Bu ekran yazıda, thes sentezi için detaylı bir protokol mevcute fosfor (III) bazlı reaktifler kullanılarak değiştirilmiş analoglarıdır. Buna ek olarak, onların biyokimyasal karakterizasyonu için prosedür astar uzatma reaksiyonları ve TdT kuyruklanmasız polimerizasyon özel bir vurgu ile, ifşa edilir. Bu ayrıntılı protokol modifiye dNTP işçiliği ve kimyasal biyolojide bunların daha sonraki kullanım için faydalı olacaktır.

Giriş

5'-nükleosit trifosfatlar ((d) NTP'ler) evrensel enerji birimi olmaktan hücre metabolizması düzenleyicileri kadar sayısız işlem ve fonksiyonların katılan önemli bir biyomoleküllerin bir sınıfını temsil eder. Bu temel biyolojik dönüşümler rollerine ilave olarak, bunların modifiye edilmiş oligonükleotidlerin muadilleri olarak işlevsel grupların sokulması için bir çok yönlü ve hafif bir platform, güzel bir şekilde, genellikle 1,2 uygulandığı bir otomasyonlu katı faz sentezini tamamlar bir yöntem olarak gelişmiş var. Gerçekten de, (d) NTP'ler RNA ve DNA polimerazların 3 alt-tabakalar için, amino asitler 4-13, boronik asitler 14,15, nornbornene 16, diamondoid benzeri kalıntıları 17 için, yan zincirler de dahil olmak üzere işlevsel grupların zenginliği olarak hareket edebilir Resim organik kataliz 18, safra asitleri 19 ve hatta 20 oligonükleotidler oligonükleotid içine sokulabilir.

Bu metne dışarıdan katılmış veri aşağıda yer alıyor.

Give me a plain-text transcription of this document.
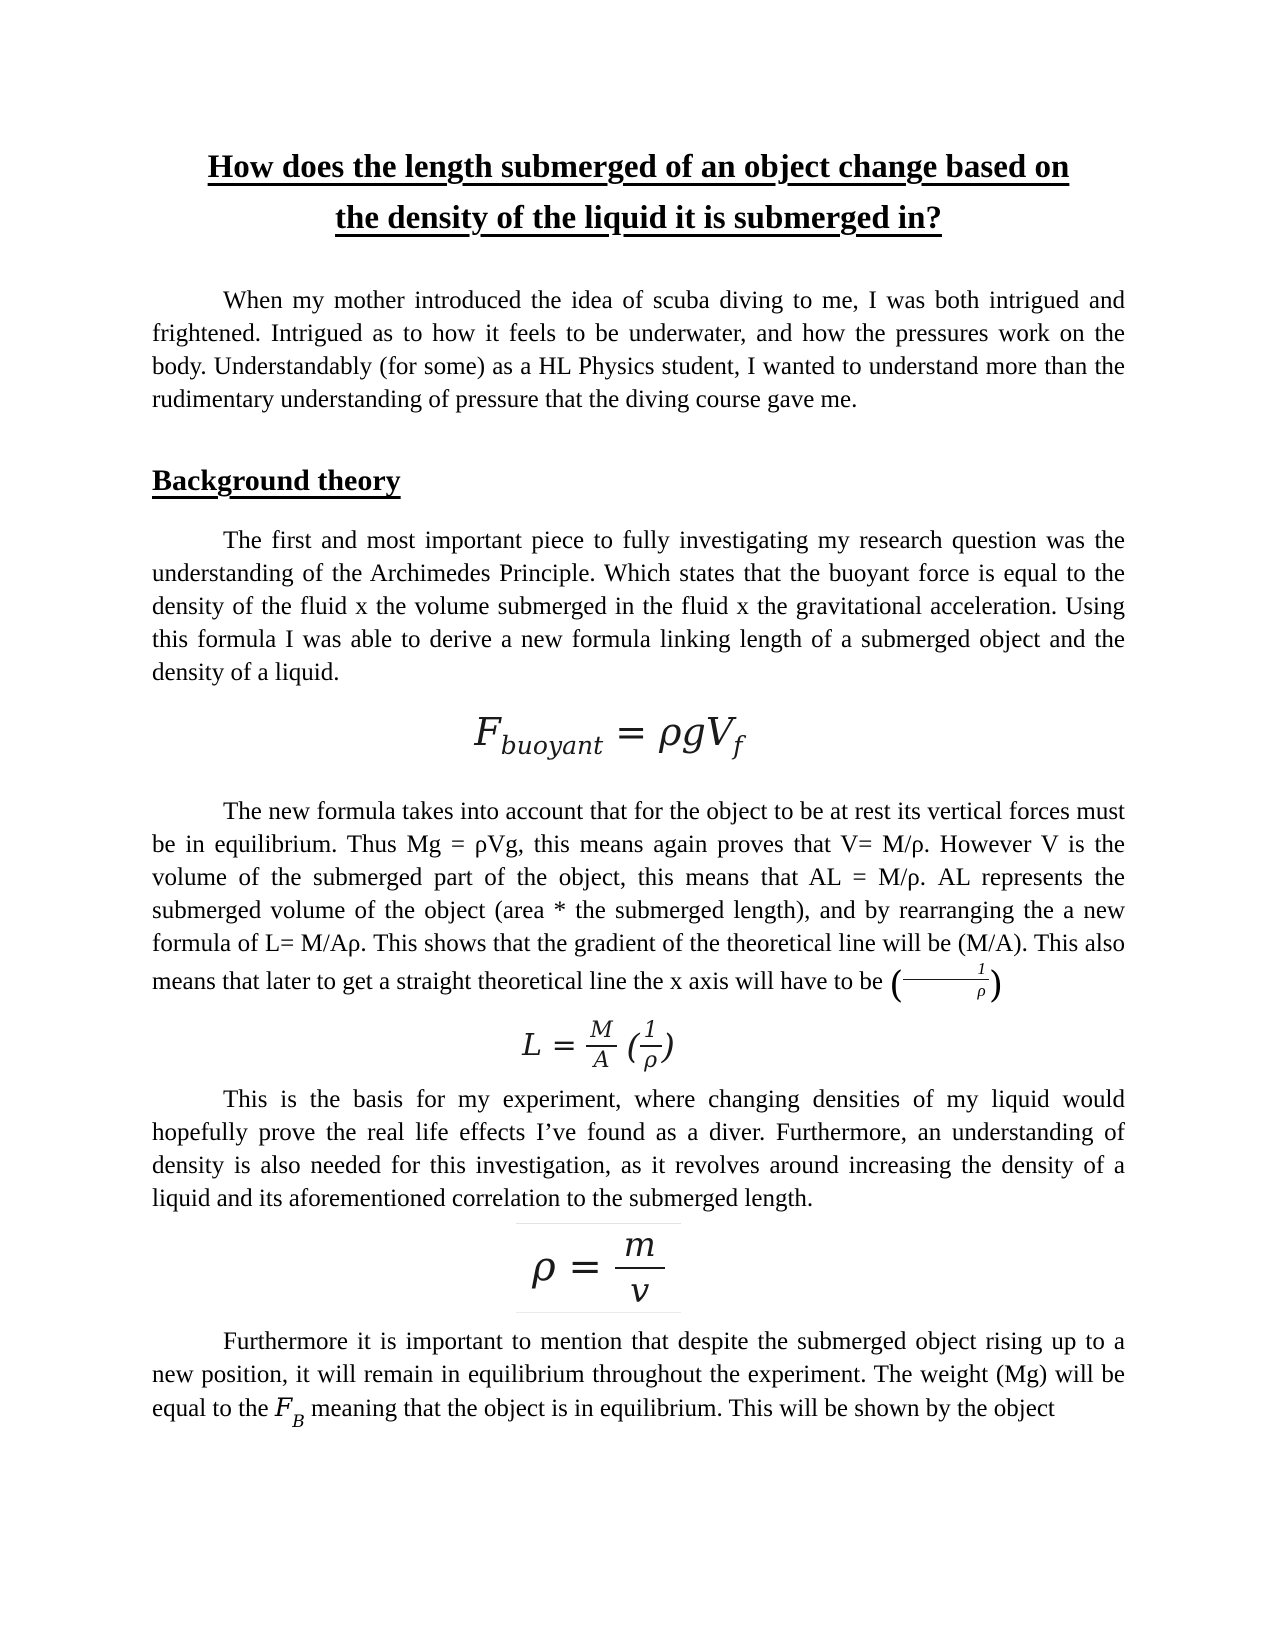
How does the length submerged of an object change based on
the density of the liquid it is submerged in?

When my mother introduced the idea of scuba diving to me, I was both intrigued and frightened. Intrigued as to how it feels to be underwater, and how the pressures work on the body. Understandably (for some) as a HL Physics student, I wanted to understand more than the rudimentary understanding of pressure that the diving course gave me.

Background theory

The first and most important piece to fully investigating my research question was the understanding of the Archimedes Principle. Which states that the buoyant force is equal to the density of the fluid x the volume submerged in the fluid x the gravitational acceleration. Using this formula I was able to derive a new formula linking length of a submerged object and the density of a liquid.

$F_{buoyant} = \rho gV_f$

The new formula takes into account that for the object to be at rest its vertical forces must be in equilibrium. Thus Mg = ρVg, this means again proves that V= M/ρ. However V is the volume of the submerged part of the object, this means that AL = M/ρ. AL represents the submerged volume of the object (area * the submerged length), and by rearranging the a new formula of L= M/Aρ. This shows that the gradient of the theoretical line will be (M/A). This also means that later to get a straight theoretical line the x axis will have to be ( $\frac{1}{\rho}$ )

$L = \frac{M}{A}$ ( $\frac{1}{\rho}$ )

This is the basis for my experiment, where changing densities of my liquid would hopefully prove the real life effects I’ve found as a diver. Furthermore, an understanding of density is also needed for this investigation, as it revolves around increasing the density of a liquid and its aforementioned correlation to the submerged length.

$\rho = \frac{m}{v}$

Furthermore it is important to mention that despite the submerged object rising up to a new position, it will remain in equilibrium throughout the experiment. The weight (Mg) will be equal to the $F_B$ meaning that the object is in equilibrium. This will be shown by the object
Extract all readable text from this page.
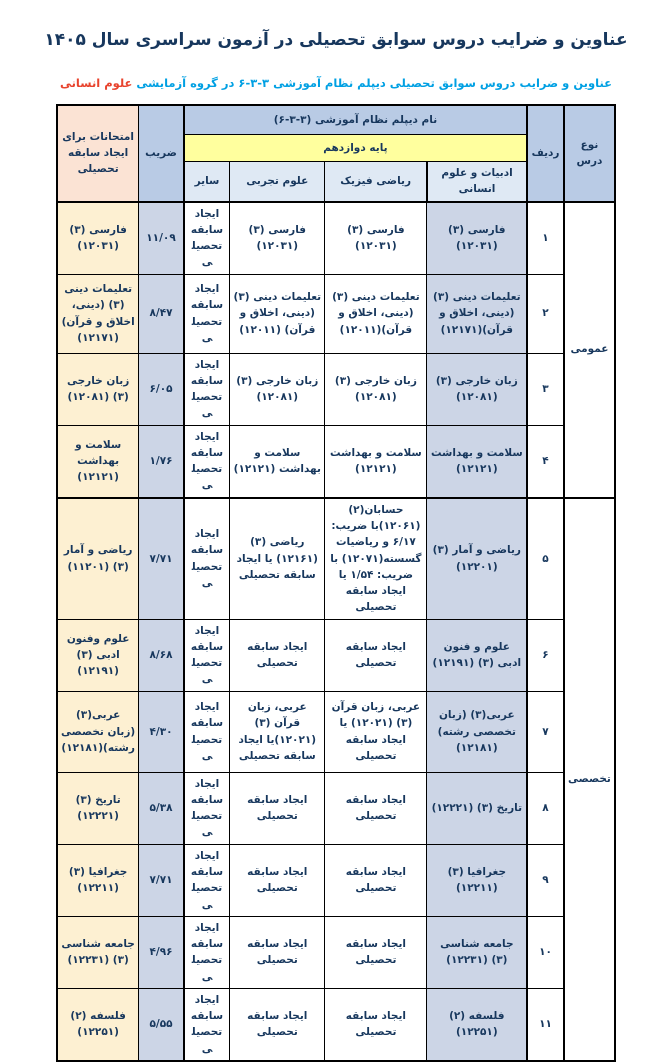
عناوین و ضرایب دروس سوابق تحصیلی در آزمون سراسری سال ۱۴۰۵
عناوین و ضرایب دروس سوابق تحصیلی دیپلم نظام آموزشی ۳-۳-۶ در گروه آزمایشی علوم انسانی
نوع درس	ردیف	نام دیپلم نظام آموزشی (۳-۳-۶)				ضریب	امتحانات برای ایجاد سابقه تحصیلی
		پایه دوازدهم					
		ادبیات و علوم انسانی	ریاضی فیزیک	علوم تجربی	سایر		
عمومی	۱	فارسی (۳) (۱۲۰۳۱)	فارسی (۳) (۱۲۰۳۱)	فارسی (۳) (۱۲۰۳۱)	ایجاد سابقه تحصیلی	۱۱/۰۹	فارسی (۳) (۱۲۰۳۱)
	۲	تعلیمات دینی (۳) (دینی، اخلاق و قرآن)(۱۲۱۷۱)	تعلیمات دینی (۳) (دینی، اخلاق و قرآن)(۱۲۰۱۱)	تعلیمات دینی (۳) (دینی، اخلاق و قرآن) (۱۲۰۱۱)	ایجاد سابقه تحصیلی	۸/۴۷	تعلیمات دینی (۳) (دینی، اخلاق و قرآن) (۱۲۱۷۱)
	۳	زبان خارجی (۳)(۱۲۰۸۱)	زبان خارجی (۳)(۱۲۰۸۱)	زبان خارجی (۳)(۱۲۰۸۱)	ایجاد سابقه تحصیلی	۶/۰۵	زبان خارجی (۳) (۱۲۰۸۱)
	۴	سلامت و بهداشت (۱۲۱۲۱)	سلامت و بهداشت (۱۲۱۲۱)	سلامت و بهداشت (۱۲۱۲۱)	ایجاد سابقه تحصیلی	۱/۷۶	سلامت و بهداشت (۱۲۱۲۱)
تخصصی	۵	ریاضی و آمار (۳) (۱۲۲۰۱)	حسابان(۲) (۱۲۰۶۱)با ضریب: ۶/۱۷ و ریاضیات گسسته(۱۲۰۷۱) با ضریب: ۱/۵۴ یا ایجاد سابقه تحصیلی	ریاضی (۳)(۱۲۱۶۱) یا ایجاد سابقه تحصیلی	ایجاد سابقه تحصیلی	۷/۷۱	ریاضی و آمار (۳) (۱۱۲۰۱)
	۶	علوم و فنون ادبی (۳) (۱۲۱۹۱)	ایجاد سابقه تحصیلی	ایجاد سابقه تحصیلی	ایجاد سابقه تحصیلی	۸/۶۸	علوم وفنون ادبی (۳) (۱۲۱۹۱)
	۷	عربی(۳) (زبان تخصصی رشته) (۱۲۱۸۱)	عربی، زبان قرآن (۳) (۱۲۰۲۱) یا ایجاد سابقه تحصیلی	عربی، زبان قرآن (۳) (۱۲۰۲۱)یا ایجاد سابقه تحصیلی	ایجاد سابقه تحصیلی	۴/۳۰	عربی(۳) (زبان تخصصی رشته)(۱۲۱۸۱)
	۸	تاریخ (۳) (۱۲۲۲۱)	ایجاد سابقه تحصیلی	ایجاد سابقه تحصیلی	ایجاد سابقه تحصیلی	۵/۳۸	تاریخ (۳) (۱۲۲۲۱)
	۹	جغرافیا (۳) (۱۲۲۱۱)	ایجاد سابقه تحصیلی	ایجاد سابقه تحصیلی	ایجاد سابقه تحصیلی	۷/۷۱	جغرافیا (۳) (۱۲۲۱۱)
	۱۰	جامعه شناسی (۳) (۱۲۲۳۱)	ایجاد سابقه تحصیلی	ایجاد سابقه تحصیلی	ایجاد سابقه تحصیلی	۴/۹۶	جامعه شناسی (۳) (۱۲۲۳۱)
	۱۱	فلسفه (۲) (۱۲۲۵۱)	ایجاد سابقه تحصیلی	ایجاد سابقه تحصیلی	ایجاد سابقه تحصیلی	۵/۵۵	فلسفه (۲)(۱۲۲۵۱)
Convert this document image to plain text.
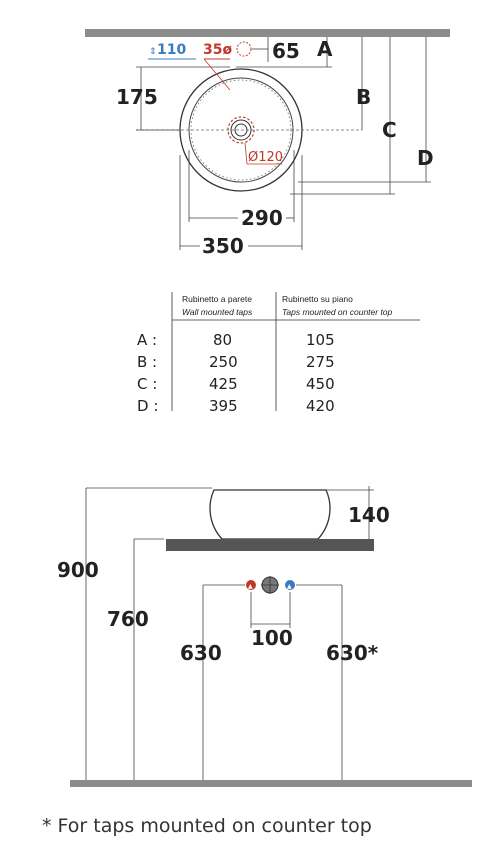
175
⇕ 110 35ø 65 A
B
C
D
Ø120
290
350
Rubinetto a parete
Wall mounted taps
Rubinetto su piano
Taps mounted on counter top
A :	80	105
B :	250	275
C :	425	450
D :	395	420
140
900
760
▲	▲
100
630	630*
* For taps mounted on counter top
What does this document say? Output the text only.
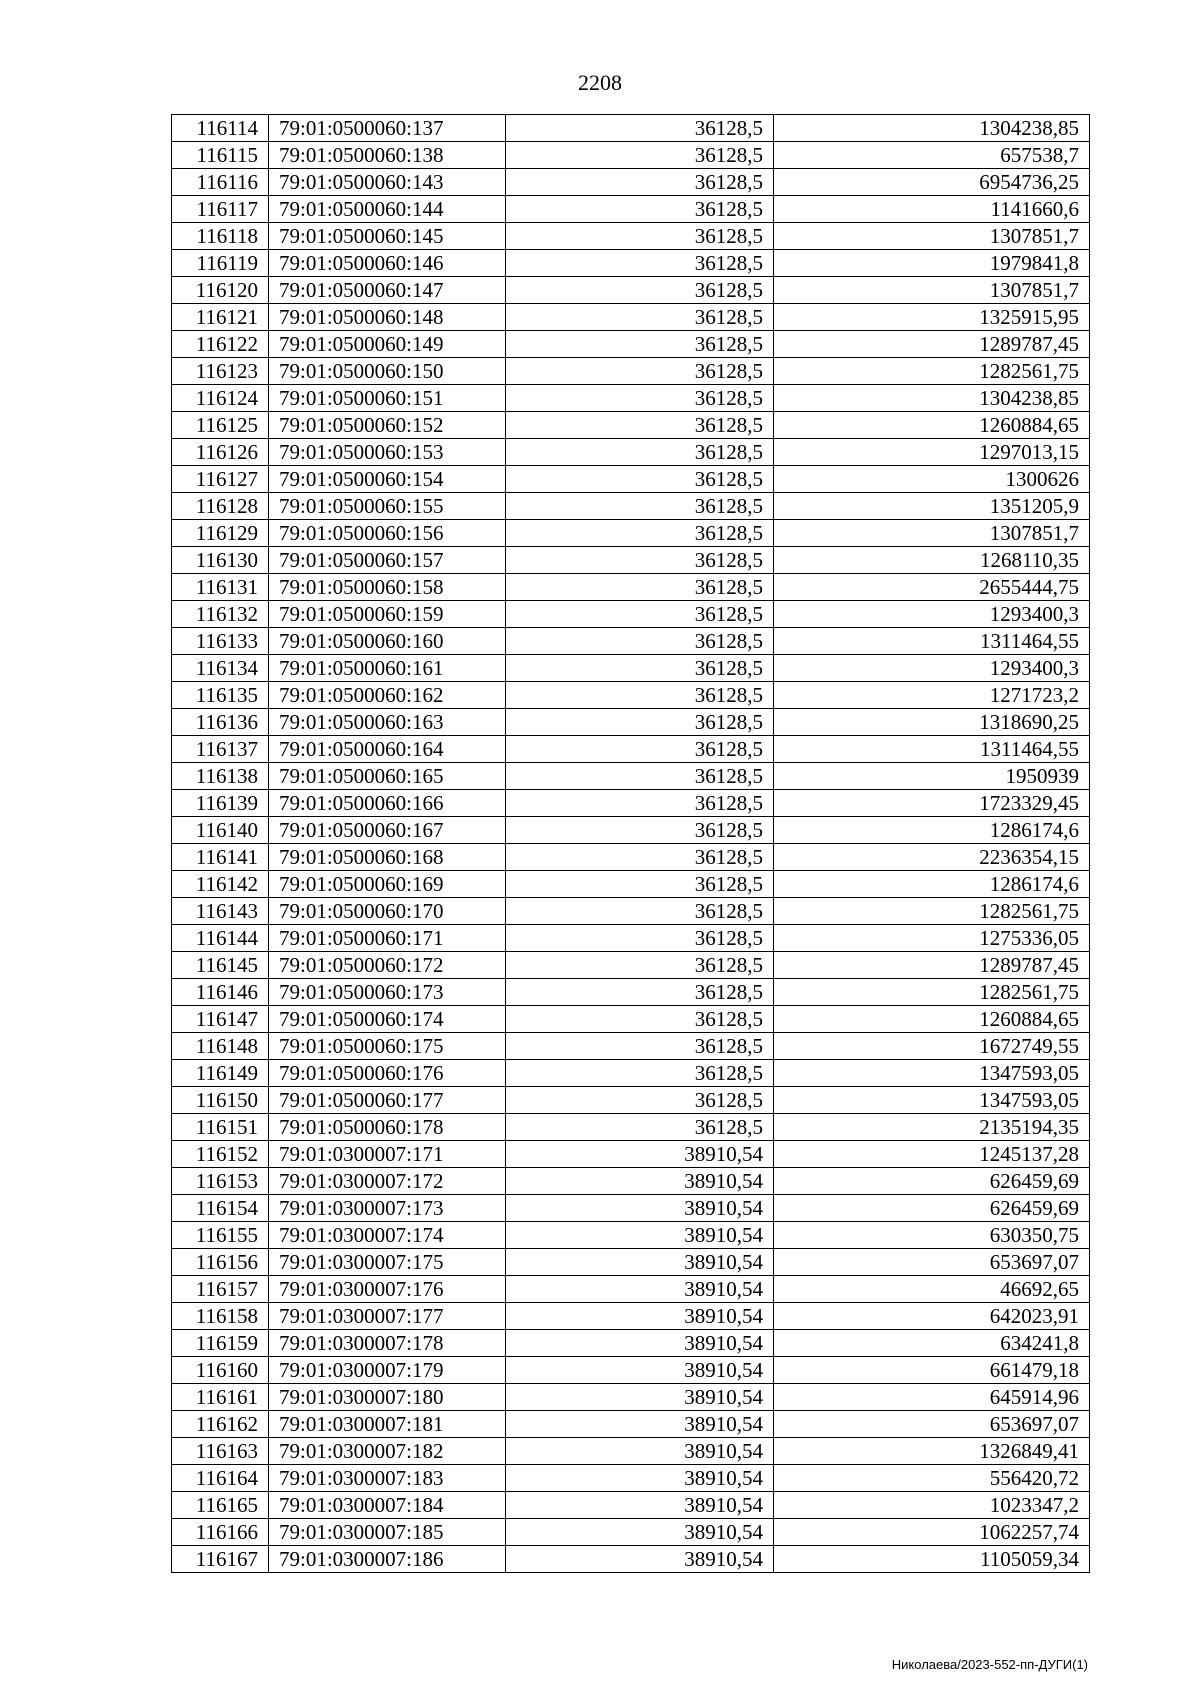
2208
116114	79:01:0500060:137	36128,5	1304238,85
116115	79:01:0500060:138	36128,5	657538,7
116116	79:01:0500060:143	36128,5	6954736,25
116117	79:01:0500060:144	36128,5	1141660,6
116118	79:01:0500060:145	36128,5	1307851,7
116119	79:01:0500060:146	36128,5	1979841,8
116120	79:01:0500060:147	36128,5	1307851,7
116121	79:01:0500060:148	36128,5	1325915,95
116122	79:01:0500060:149	36128,5	1289787,45
116123	79:01:0500060:150	36128,5	1282561,75
116124	79:01:0500060:151	36128,5	1304238,85
116125	79:01:0500060:152	36128,5	1260884,65
116126	79:01:0500060:153	36128,5	1297013,15
116127	79:01:0500060:154	36128,5	1300626
116128	79:01:0500060:155	36128,5	1351205,9
116129	79:01:0500060:156	36128,5	1307851,7
116130	79:01:0500060:157	36128,5	1268110,35
116131	79:01:0500060:158	36128,5	2655444,75
116132	79:01:0500060:159	36128,5	1293400,3
116133	79:01:0500060:160	36128,5	1311464,55
116134	79:01:0500060:161	36128,5	1293400,3
116135	79:01:0500060:162	36128,5	1271723,2
116136	79:01:0500060:163	36128,5	1318690,25
116137	79:01:0500060:164	36128,5	1311464,55
116138	79:01:0500060:165	36128,5	1950939
116139	79:01:0500060:166	36128,5	1723329,45
116140	79:01:0500060:167	36128,5	1286174,6
116141	79:01:0500060:168	36128,5	2236354,15
116142	79:01:0500060:169	36128,5	1286174,6
116143	79:01:0500060:170	36128,5	1282561,75
116144	79:01:0500060:171	36128,5	1275336,05
116145	79:01:0500060:172	36128,5	1289787,45
116146	79:01:0500060:173	36128,5	1282561,75
116147	79:01:0500060:174	36128,5	1260884,65
116148	79:01:0500060:175	36128,5	1672749,55
116149	79:01:0500060:176	36128,5	1347593,05
116150	79:01:0500060:177	36128,5	1347593,05
116151	79:01:0500060:178	36128,5	2135194,35
116152	79:01:0300007:171	38910,54	1245137,28
116153	79:01:0300007:172	38910,54	626459,69
116154	79:01:0300007:173	38910,54	626459,69
116155	79:01:0300007:174	38910,54	630350,75
116156	79:01:0300007:175	38910,54	653697,07
116157	79:01:0300007:176	38910,54	46692,65
116158	79:01:0300007:177	38910,54	642023,91
116159	79:01:0300007:178	38910,54	634241,8
116160	79:01:0300007:179	38910,54	661479,18
116161	79:01:0300007:180	38910,54	645914,96
116162	79:01:0300007:181	38910,54	653697,07
116163	79:01:0300007:182	38910,54	1326849,41
116164	79:01:0300007:183	38910,54	556420,72
116165	79:01:0300007:184	38910,54	1023347,2
116166	79:01:0300007:185	38910,54	1062257,74
116167	79:01:0300007:186	38910,54	1105059,34
Николаева/2023-552-пп-ДУГИ(1)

_content "> nükleik asitlerin işlevsellik için uygun bir vektör temsil ötesinde, modifiye edilmiş dNTP, SELEX ve modifiye katalitik nükleik asit 21-30 ve çeşitli pratik uygulamalar için 10 aptamers oluşturulması için in vitro seçimi diğer ilgili kombinasyon yöntemlerinde meşgul olabilir 31-36. modifiye edilmiş dNTP'ler polimerizasyonu tarafından ortaya olan ilave Yan zincirler, bir seçim deney sırasında incelenmiş ve nükleik asitlerin 37'nin oldukça kötü fonksiyonel cephanelik takviye edilebilir kimyasal alanını artırmak düşünülmektedir. Ancak, bu rağmen çekici özellikleri ve sentetik ve analitik yöntemlerin her ikisi de gelişmesinde yapılan son ilerlemeler, evrensel uygulanabilir ve yüksek verimli bir prosedür modifiye nükleosit trifosfat 2,38 işçiliği ihtiyaç vardır.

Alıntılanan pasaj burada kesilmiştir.